Some headers are just for fun
A few headers in the crawl weren’t metadata at all. Someone wrote them by hand.
| header | value | site |
|---|---|---|
x-clacks-overhead | GNU Terry Pratchett | mozilla.org, debian.org |
x-hacker | a recruiting pitch (full text below) | wordpress.com |
x-recruiting | a recruiting pitch (full text below) | otto.de |
x-launch-status | Go Flight! | nasa.gov |
x-olaf | ⛄ | wordpress.org |
x-ballmer | bff-section | welt.de |
x-frankenstein-eligible | true | bloomberg.com |
x-minion | Varnish | washington.edu |
x-asdf | l-70 | ivi.ru |
The best one is x-clacks-overhead. Mozilla, Firefox, Ubuntu, and Debian all send GNU Terry Pratchett, a tribute to the author that started as a fan project and never stopped. It does nothing. That’s the point.
Automattic uses headers to recruit. WordPress.com sends x-hacker: Want root? Visit join.a8c.com/hacker and mention this header., and TechCrunch carries a VIP variant pointing at join.a8c.com/viphacker. The German retailer Otto runs the same play with x-recruiting: “Seems you like http headers. To write ours, apply at www.otto.de/jobs/ and mention this header.”
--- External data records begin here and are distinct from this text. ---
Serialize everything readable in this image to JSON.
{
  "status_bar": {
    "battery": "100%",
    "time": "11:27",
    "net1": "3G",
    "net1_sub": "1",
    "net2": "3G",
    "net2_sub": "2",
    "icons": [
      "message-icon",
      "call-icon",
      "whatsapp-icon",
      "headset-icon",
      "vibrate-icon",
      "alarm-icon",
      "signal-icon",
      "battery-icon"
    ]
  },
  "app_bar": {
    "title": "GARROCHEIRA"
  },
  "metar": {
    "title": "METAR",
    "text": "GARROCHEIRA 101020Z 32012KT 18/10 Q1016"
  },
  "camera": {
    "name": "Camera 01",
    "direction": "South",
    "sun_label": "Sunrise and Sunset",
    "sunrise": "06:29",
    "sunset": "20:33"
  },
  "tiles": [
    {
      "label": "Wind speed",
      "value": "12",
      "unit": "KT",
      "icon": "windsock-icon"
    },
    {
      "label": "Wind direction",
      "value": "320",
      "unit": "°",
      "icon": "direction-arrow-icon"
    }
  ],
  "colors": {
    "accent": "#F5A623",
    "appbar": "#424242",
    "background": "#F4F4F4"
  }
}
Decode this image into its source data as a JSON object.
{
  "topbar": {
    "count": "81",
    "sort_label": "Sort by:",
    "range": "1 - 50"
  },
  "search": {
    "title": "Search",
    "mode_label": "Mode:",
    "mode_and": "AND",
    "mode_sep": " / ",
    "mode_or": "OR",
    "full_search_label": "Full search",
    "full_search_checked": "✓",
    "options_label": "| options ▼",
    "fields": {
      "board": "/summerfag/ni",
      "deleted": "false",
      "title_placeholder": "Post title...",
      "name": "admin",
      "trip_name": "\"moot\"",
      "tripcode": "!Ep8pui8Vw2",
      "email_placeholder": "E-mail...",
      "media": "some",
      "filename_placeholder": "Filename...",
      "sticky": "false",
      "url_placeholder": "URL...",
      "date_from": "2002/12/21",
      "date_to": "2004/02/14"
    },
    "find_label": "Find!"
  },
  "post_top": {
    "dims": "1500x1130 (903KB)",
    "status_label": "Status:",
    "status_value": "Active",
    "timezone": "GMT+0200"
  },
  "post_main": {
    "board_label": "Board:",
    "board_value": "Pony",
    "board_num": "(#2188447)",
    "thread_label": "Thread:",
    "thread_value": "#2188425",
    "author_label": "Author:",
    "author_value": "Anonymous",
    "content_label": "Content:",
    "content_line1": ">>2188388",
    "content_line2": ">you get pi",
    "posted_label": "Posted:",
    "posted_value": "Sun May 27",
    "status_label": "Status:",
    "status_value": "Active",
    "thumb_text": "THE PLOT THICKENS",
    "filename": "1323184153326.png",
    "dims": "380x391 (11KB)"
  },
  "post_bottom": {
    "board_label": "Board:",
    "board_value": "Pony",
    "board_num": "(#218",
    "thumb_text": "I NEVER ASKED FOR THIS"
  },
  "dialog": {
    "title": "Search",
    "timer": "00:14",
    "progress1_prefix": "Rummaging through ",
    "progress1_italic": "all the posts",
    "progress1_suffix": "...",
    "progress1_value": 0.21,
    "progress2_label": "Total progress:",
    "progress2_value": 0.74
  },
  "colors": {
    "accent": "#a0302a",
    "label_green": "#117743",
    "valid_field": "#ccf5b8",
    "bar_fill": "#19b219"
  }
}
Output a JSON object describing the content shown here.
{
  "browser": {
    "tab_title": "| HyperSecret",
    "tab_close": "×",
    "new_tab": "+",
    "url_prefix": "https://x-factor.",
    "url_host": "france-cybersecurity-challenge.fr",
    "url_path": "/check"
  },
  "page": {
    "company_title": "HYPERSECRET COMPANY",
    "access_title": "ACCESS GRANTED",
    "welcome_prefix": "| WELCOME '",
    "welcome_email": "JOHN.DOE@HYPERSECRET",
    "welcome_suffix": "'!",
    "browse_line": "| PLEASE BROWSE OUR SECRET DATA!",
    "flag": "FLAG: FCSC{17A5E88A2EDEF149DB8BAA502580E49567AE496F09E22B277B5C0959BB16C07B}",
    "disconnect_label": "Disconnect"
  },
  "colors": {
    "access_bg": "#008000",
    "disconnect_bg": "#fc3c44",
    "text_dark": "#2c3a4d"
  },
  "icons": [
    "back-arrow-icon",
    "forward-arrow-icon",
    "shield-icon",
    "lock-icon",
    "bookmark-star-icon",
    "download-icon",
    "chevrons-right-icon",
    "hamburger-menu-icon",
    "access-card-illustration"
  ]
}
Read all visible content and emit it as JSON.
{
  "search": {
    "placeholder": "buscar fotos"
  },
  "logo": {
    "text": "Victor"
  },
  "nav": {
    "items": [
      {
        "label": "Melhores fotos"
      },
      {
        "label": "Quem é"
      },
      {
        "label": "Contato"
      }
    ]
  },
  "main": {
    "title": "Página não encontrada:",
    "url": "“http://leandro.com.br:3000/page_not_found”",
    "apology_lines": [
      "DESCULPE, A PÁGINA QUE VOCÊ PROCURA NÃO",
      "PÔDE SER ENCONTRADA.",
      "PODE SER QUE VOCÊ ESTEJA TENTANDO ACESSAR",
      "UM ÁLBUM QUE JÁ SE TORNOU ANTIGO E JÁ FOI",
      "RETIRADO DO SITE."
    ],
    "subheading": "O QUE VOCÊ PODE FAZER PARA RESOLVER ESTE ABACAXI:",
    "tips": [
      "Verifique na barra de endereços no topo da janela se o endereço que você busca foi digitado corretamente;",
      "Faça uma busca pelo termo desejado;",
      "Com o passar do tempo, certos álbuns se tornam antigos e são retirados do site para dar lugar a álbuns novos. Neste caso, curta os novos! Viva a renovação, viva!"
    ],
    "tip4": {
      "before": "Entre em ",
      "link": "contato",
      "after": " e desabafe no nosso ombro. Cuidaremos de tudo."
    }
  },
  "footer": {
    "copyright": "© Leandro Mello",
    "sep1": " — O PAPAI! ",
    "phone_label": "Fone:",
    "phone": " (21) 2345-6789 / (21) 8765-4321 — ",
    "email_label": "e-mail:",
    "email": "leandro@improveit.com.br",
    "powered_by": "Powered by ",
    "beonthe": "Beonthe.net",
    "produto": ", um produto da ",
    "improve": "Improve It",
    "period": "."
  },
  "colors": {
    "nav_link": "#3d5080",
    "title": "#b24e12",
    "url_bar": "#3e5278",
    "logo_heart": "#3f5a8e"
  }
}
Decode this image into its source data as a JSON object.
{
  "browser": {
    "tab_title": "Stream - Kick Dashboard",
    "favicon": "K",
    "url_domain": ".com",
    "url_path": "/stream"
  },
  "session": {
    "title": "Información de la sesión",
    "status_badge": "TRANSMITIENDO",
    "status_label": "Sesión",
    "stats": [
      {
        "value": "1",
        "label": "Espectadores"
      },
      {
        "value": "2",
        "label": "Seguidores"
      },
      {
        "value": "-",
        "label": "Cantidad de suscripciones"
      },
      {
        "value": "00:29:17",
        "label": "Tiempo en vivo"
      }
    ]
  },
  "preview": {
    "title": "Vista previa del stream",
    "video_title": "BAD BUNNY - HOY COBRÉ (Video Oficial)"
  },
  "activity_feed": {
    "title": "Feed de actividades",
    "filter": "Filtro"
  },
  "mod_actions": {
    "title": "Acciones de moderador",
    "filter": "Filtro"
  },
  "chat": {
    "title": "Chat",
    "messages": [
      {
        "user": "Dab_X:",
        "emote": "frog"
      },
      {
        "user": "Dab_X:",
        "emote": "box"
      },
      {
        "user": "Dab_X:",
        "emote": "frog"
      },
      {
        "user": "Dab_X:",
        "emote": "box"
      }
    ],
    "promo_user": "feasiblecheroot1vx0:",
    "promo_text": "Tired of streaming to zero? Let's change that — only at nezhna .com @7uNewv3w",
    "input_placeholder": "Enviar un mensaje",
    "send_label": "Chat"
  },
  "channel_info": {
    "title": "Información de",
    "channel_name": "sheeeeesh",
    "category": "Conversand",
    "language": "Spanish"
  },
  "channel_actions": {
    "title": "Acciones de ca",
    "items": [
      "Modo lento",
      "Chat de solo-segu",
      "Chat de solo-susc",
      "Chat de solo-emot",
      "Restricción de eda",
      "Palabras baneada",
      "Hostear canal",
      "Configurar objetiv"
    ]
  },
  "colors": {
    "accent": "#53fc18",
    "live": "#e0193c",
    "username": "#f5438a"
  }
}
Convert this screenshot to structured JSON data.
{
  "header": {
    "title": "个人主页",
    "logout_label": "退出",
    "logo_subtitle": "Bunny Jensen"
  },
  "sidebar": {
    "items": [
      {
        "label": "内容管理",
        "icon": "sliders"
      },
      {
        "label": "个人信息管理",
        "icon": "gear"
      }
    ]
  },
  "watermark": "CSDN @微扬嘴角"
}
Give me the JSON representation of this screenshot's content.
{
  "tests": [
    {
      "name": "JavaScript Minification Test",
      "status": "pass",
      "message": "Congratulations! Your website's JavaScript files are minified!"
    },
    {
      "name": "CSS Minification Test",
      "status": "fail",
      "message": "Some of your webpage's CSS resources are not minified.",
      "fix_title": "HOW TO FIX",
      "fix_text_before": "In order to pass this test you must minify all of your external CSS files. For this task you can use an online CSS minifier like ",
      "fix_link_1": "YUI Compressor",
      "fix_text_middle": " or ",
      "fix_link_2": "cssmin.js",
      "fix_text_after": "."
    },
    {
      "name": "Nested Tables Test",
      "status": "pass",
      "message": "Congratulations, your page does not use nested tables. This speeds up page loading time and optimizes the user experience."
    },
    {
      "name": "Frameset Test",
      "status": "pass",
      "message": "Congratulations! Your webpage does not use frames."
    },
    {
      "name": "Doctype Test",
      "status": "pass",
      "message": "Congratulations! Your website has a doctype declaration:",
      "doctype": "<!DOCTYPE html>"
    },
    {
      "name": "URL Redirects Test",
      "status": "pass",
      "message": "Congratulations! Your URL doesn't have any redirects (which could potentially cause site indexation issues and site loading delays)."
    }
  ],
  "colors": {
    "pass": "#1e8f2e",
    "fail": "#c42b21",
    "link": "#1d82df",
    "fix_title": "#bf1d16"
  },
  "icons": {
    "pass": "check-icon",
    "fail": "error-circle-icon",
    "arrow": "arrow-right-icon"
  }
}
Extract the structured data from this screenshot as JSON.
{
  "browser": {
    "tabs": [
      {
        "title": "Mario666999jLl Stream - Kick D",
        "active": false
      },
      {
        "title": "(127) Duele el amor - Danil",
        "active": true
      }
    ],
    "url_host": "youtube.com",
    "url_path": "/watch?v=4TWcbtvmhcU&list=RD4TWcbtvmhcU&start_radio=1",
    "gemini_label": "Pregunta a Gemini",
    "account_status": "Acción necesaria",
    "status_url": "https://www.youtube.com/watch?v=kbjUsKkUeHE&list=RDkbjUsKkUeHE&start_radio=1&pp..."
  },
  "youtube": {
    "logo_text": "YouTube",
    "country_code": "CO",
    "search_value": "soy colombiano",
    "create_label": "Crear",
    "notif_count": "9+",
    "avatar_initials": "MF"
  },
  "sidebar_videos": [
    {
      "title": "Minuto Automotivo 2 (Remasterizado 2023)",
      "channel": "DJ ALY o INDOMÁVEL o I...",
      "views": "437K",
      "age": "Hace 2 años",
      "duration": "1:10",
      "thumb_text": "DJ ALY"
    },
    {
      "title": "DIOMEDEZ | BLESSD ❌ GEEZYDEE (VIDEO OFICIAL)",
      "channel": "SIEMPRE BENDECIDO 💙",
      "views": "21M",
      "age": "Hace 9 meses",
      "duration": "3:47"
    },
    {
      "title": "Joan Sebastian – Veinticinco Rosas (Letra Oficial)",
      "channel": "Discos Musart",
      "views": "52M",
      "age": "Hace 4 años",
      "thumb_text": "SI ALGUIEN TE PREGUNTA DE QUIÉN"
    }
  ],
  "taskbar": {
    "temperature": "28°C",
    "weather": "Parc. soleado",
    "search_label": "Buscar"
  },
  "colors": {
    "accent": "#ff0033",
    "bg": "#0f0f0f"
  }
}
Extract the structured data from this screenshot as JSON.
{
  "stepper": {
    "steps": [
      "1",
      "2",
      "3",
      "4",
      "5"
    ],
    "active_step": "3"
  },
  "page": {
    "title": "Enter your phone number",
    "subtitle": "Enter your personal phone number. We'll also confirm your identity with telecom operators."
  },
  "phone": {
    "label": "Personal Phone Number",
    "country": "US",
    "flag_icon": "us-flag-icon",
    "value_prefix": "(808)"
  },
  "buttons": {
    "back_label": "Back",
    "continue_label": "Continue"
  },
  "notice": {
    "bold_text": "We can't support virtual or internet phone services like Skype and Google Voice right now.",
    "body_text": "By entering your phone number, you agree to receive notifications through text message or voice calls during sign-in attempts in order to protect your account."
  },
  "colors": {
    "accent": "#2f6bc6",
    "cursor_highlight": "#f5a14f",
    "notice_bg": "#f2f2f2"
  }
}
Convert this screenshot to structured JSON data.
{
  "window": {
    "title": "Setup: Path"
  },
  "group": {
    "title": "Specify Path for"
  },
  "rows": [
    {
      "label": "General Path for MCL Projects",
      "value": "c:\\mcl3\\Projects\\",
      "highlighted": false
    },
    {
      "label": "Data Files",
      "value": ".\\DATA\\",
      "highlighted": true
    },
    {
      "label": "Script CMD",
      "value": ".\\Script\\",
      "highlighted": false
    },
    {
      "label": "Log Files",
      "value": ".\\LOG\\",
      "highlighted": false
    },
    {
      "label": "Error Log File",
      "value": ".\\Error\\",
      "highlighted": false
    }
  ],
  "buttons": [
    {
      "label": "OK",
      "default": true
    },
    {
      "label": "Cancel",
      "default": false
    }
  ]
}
NASA sends x-launch-status: Go Flight!. WordPress.org sends x-olaf: ⛄, a snowman.
Others are internal names that escaped. Welt.de has an x-ballmer. Bloomberg has x-frankenstein-eligible. The University of Washington calls its Varnish cache x-minion. Fox News and WPS ship x-debug-* headers straight to production, and Xerox leaks its whole feature-flag list through a stack of rollout-* headers that quietly admit it runs Remix on Contentful.
Headers are where the web keeps its inside jokes.
A protocol, plus sediment
The clean mental model of HTTP is a request, a response, and a small set of standard fields. The real web is messier, and better for it.
It carries standardized headers and de facto CDN headers, knobs for browsers that barely exist, cache gossip, security policies stuck halfway through adoption, infrastructure quietly naming itself, and the occasional snowman.
That’s why headers are worth reading. They’re the receipt, and the receipt says the web is still alive, still migrating, and still hauling a lot of old furniture from apartment to apartment.